O vento refresca os pés nus de Aristóteles, sentado sob o alpendre da casa que foi de Nicómaco, seu pai. A mesma aragem trespassa o manto singelo de pano grosseiro que lhe cobre o corpo atarracado, as pernas finas. Acabou de, na cozinha, comer um frugal pequeno-almoço de pão de cevada, embebido em água e vinho, alguns figos secos e nozes. Levantara-se, porém, três horas antes e ocupara esse tempo na dissecação de uma toupeira. A realização de uma tarefa, o trabalho, traz-lhe a felicidade. Como já fizera com outros animais, conseguira pormenorizar as partes essenciais constitutivas do olho do pequeno mamífero insectívoro.

.Agora, sentado na cadeira curva de braços, cerra os pequenos olhos encovados e argutos.

Há poucos meses voltou para Estagira, a sua cidade natal na Calcídica, Macedónia.
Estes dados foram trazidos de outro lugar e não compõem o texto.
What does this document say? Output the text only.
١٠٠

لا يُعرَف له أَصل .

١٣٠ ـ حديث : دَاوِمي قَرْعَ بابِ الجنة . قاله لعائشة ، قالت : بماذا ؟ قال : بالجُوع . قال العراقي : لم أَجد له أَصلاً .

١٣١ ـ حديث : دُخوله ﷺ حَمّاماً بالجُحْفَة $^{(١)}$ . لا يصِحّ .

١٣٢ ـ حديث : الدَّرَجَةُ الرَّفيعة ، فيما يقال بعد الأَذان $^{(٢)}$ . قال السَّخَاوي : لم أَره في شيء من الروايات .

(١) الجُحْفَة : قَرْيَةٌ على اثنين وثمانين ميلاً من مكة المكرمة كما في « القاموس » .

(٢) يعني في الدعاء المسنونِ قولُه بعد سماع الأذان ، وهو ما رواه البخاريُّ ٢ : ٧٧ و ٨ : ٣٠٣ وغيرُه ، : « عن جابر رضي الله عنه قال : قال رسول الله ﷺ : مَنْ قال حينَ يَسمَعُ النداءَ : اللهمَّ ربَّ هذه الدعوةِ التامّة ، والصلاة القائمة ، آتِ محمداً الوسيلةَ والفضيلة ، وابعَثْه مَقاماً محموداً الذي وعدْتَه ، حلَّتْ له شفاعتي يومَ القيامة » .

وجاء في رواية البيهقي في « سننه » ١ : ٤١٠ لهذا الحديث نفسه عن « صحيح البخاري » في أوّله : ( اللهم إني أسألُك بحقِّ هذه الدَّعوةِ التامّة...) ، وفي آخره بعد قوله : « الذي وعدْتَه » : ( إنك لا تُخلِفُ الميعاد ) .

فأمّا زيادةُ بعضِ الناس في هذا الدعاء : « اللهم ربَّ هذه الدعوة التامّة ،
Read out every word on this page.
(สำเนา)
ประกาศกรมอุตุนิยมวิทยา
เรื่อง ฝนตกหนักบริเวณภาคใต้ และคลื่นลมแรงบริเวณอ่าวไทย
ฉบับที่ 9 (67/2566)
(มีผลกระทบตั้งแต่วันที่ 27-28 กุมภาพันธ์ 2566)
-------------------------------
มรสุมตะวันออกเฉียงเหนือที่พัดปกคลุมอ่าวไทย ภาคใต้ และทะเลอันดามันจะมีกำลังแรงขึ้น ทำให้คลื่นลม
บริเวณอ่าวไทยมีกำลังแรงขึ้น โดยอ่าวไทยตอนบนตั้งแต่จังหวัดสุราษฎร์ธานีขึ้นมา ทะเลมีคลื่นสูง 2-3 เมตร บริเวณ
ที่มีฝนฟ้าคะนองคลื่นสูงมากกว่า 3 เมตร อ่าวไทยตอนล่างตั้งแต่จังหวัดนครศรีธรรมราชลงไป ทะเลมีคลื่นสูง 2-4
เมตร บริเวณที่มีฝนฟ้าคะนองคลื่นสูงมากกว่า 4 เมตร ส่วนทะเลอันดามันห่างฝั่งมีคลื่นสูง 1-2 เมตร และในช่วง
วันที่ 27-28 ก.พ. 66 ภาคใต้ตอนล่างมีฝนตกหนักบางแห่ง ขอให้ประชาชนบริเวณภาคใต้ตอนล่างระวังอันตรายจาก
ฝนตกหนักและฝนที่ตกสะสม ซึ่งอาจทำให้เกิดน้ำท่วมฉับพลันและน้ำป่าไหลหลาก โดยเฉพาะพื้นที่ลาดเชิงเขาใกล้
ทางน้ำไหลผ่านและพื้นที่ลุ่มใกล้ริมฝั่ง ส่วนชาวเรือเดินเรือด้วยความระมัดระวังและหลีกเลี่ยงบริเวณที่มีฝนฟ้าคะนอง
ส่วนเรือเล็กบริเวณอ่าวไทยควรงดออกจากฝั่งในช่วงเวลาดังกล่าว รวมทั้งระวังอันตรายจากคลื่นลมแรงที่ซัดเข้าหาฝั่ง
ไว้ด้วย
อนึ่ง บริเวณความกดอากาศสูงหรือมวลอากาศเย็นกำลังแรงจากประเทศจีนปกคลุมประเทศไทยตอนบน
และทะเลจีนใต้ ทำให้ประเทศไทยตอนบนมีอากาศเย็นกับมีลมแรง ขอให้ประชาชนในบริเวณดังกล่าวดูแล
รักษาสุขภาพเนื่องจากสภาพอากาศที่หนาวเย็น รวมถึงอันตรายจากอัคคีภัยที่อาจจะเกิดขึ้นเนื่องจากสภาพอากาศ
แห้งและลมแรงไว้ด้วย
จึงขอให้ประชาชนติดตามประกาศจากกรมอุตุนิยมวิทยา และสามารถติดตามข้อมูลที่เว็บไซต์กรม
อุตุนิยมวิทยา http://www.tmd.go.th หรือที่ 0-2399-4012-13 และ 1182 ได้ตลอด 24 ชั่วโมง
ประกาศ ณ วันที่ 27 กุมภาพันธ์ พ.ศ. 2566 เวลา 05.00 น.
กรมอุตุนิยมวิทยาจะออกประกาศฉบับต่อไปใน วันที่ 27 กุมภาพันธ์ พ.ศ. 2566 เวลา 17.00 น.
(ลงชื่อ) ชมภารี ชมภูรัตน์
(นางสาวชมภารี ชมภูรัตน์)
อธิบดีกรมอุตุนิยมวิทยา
Voltou de Pela, a capital. Durante três anos esteve na corte como professor de Alexandre, o filho de Filipe da Macedónia. Ensinou-lhe o que era vital para que o jovem sucedesse ao pai. A história talvez não esteja de acordo: Alexandre, o Grande, cometeu excessos inacreditáveis. Excessos que o filósofo não aprovou, ele, o criador da teoria do justo meio, o que se situa entre o defeito e o excesso, enfim, o bom senso.

O mar, na sua frente, atrai-o. Como na infância. Como, antes, em Assos e na ilha de Lesbos.

Aristóteles tem quarenta e cinco anos. Percorreu Estagira e alegra-se por Filipe ter começado a cumprir a sua promessa: reconstruiria a cidade, por ele arrasada em guerra anterior, se o filósofo acedesse ao convite para preceptor de Alexandre.

É o momento de Aristóteles rever a sua vida.

Este retorno à casa do pai, a casa onde nasceu, no andar superior, é o lugar certo para a reflexão. Todas as coisas têm o seu lugar na disposição da natureza, como sempre afirmou.

Abre os olhos. Ao longe, sob o céu limpidamente azul, pareceu-lhe ver os contornos de Tasso, a ilha luminosa. Mais além, a costa asiática, o Continente pelo qual, desde criança, sente profundo fascínio.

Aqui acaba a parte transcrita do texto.